The so-called CPU cache is a storage area that comes with the CPU, which is much faster than the memory speed. The so-called L2 cache is slower than the L1 cache, cheaper, but much faster than memory. The low-end ones are more common at 128K and 256K, and the better ones are 512K, and the 1M L2 cache is already very high, and it is now the mainstream high-end chip that AMD and P4 compete in terms of time, such as P4 506 and AMD 64-bit 3000+.

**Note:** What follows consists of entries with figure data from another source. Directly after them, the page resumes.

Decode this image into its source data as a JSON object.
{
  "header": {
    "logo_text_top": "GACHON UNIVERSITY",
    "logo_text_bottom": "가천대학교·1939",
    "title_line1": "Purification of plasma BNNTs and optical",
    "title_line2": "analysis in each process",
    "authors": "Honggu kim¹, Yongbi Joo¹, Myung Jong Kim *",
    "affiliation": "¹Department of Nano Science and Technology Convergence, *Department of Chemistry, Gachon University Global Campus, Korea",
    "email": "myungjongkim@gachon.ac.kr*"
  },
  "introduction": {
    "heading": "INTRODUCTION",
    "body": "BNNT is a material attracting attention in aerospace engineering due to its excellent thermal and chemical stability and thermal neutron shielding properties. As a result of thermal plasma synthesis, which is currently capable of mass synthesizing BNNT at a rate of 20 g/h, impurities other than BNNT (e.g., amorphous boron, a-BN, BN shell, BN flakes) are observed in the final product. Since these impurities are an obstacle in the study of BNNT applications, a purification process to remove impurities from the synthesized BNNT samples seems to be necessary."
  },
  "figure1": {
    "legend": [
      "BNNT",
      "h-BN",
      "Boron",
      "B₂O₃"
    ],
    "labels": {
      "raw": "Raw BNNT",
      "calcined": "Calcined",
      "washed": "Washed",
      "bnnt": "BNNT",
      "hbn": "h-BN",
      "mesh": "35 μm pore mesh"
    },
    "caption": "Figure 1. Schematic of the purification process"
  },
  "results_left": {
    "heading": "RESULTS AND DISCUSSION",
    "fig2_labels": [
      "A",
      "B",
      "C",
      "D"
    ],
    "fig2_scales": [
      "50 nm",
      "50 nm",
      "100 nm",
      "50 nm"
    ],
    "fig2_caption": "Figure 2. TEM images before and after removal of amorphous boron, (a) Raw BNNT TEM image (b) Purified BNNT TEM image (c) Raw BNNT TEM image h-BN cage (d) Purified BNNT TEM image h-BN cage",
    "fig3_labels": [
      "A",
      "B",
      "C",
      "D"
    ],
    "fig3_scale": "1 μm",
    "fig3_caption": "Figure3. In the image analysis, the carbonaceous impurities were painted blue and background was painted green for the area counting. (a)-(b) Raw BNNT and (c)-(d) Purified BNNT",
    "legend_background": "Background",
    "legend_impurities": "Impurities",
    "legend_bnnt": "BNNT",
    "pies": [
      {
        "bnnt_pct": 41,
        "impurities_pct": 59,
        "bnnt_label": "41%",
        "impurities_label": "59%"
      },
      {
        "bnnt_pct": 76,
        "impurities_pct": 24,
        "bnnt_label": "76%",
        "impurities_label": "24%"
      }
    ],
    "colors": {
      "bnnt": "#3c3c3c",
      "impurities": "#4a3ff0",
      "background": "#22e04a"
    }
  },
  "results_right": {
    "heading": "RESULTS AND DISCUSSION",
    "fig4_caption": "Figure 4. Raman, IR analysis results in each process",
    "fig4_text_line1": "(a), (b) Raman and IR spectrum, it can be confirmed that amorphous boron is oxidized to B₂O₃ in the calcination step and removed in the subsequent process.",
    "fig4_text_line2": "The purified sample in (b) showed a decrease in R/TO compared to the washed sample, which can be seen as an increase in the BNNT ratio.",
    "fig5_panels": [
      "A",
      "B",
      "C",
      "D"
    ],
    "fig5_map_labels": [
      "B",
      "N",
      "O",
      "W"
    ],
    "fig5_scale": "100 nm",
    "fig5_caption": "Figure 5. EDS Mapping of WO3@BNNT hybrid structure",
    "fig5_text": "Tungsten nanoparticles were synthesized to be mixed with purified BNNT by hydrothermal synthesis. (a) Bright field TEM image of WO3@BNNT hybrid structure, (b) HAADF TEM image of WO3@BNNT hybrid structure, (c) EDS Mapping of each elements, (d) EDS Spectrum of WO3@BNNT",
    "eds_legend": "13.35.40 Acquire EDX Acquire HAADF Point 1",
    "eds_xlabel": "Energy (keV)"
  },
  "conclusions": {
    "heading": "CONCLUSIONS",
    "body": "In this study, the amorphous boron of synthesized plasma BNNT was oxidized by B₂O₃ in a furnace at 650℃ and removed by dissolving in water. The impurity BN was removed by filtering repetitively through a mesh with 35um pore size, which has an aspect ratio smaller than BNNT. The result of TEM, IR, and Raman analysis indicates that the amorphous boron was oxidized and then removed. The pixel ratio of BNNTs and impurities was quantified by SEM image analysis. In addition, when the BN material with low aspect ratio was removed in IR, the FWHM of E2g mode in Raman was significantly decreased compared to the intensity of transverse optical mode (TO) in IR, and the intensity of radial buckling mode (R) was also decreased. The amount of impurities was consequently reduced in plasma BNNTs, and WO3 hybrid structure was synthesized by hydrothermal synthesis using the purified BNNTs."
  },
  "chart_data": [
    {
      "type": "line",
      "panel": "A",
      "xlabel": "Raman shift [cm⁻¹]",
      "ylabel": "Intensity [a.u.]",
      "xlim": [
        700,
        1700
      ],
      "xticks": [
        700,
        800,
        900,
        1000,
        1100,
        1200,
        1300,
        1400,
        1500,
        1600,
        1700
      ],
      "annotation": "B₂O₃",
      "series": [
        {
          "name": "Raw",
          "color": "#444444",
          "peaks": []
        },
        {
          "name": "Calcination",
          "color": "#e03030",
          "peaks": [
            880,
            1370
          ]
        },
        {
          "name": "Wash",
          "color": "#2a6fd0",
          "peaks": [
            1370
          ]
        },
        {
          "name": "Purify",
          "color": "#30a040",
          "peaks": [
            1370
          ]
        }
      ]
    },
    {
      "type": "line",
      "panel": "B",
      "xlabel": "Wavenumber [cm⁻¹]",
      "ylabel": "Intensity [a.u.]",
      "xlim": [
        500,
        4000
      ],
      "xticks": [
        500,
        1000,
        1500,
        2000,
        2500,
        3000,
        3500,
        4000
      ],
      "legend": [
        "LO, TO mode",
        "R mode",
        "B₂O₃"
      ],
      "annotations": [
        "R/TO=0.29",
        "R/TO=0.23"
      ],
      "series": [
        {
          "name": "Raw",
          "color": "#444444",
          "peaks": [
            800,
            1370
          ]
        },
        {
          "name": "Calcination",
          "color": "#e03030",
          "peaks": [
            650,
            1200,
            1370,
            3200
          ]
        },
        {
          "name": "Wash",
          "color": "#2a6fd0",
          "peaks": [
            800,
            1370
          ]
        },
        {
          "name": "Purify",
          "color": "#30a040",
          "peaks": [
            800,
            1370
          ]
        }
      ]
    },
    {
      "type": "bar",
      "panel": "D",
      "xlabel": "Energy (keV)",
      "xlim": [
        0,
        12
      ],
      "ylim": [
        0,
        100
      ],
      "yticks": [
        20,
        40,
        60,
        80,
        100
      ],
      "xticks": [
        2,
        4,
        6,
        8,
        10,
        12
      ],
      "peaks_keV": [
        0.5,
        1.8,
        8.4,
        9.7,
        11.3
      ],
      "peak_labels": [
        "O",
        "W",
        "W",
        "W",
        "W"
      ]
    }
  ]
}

1. CPU cache (cache memory) is located in the temporary memory between the CPU and the memory, its capacity is smaller than the memory but the exchange speed is faster. The data in the cache is a small part of the memory, but this small part is about to be accessed by the CPU in a short period of time, and when the CPU calls a large amount of data, it can be called directly from the cache without memory, thus speeding up the read speed. It can be seen that adding a cache to the CPU is an efficient solution, so that the entire internal memory (cache + memory) becomes a high-speed storage system with both cache and large capacity of memory. >>>More
Professional: Don't mislead the two upstairs, On the current multi-core CPU world, 1024 is not, several cores share 1024 L2 cache, there is no data exchange problem between caches, Intel's core series is such an architecture, 2x512, means 2 cores, each core has exclusive 512 L2 cache. AMD's U is such a design, the design of the second-level cache, there are size, speed constraints, because of Intel's U, the memory controller is outside the core, in this way, the exchange speed between the memory and the CPU can not be very fast, in order to reduce the number of low-speed exchanges between the CPU and the memory, therefore, Intel designs the second-level cache as a whole, and the capacity is relatively large, which is equivalent to, a big house is full of food, and nearby residents can quickly and easily obtain food and share resources, and AMD's U, because the memory controller is directly integrated into the CPU, his front-side bus, very fast, and, the cost of the L2 cache is relatively large in the CPU, AMD due to architectural reasons, can not design the L2 cache into a shared mode, so it can only be exclusive to each core, and then through the HT bus (AMD's proprietary front-end bus bus) to connect the 2 CPUs, this way is a bit backward, so the current AMD technology, It was abandoned by Intel for a whole generation, but the speed of the computer is not only determined by the CPU, because the AMD core integrates the memory controller, which is higher than the memory controller that Intel puts on the motherboard, the speed is higher, so, overall, the difference is not very big, but in terms of CPU monomer, Intel is still strong.
This also reduces the opportunity to read page files in the system disk, and reduces the pressure on the system disk, and the maximum value cannot exceed the remaining space value of the current hard disk.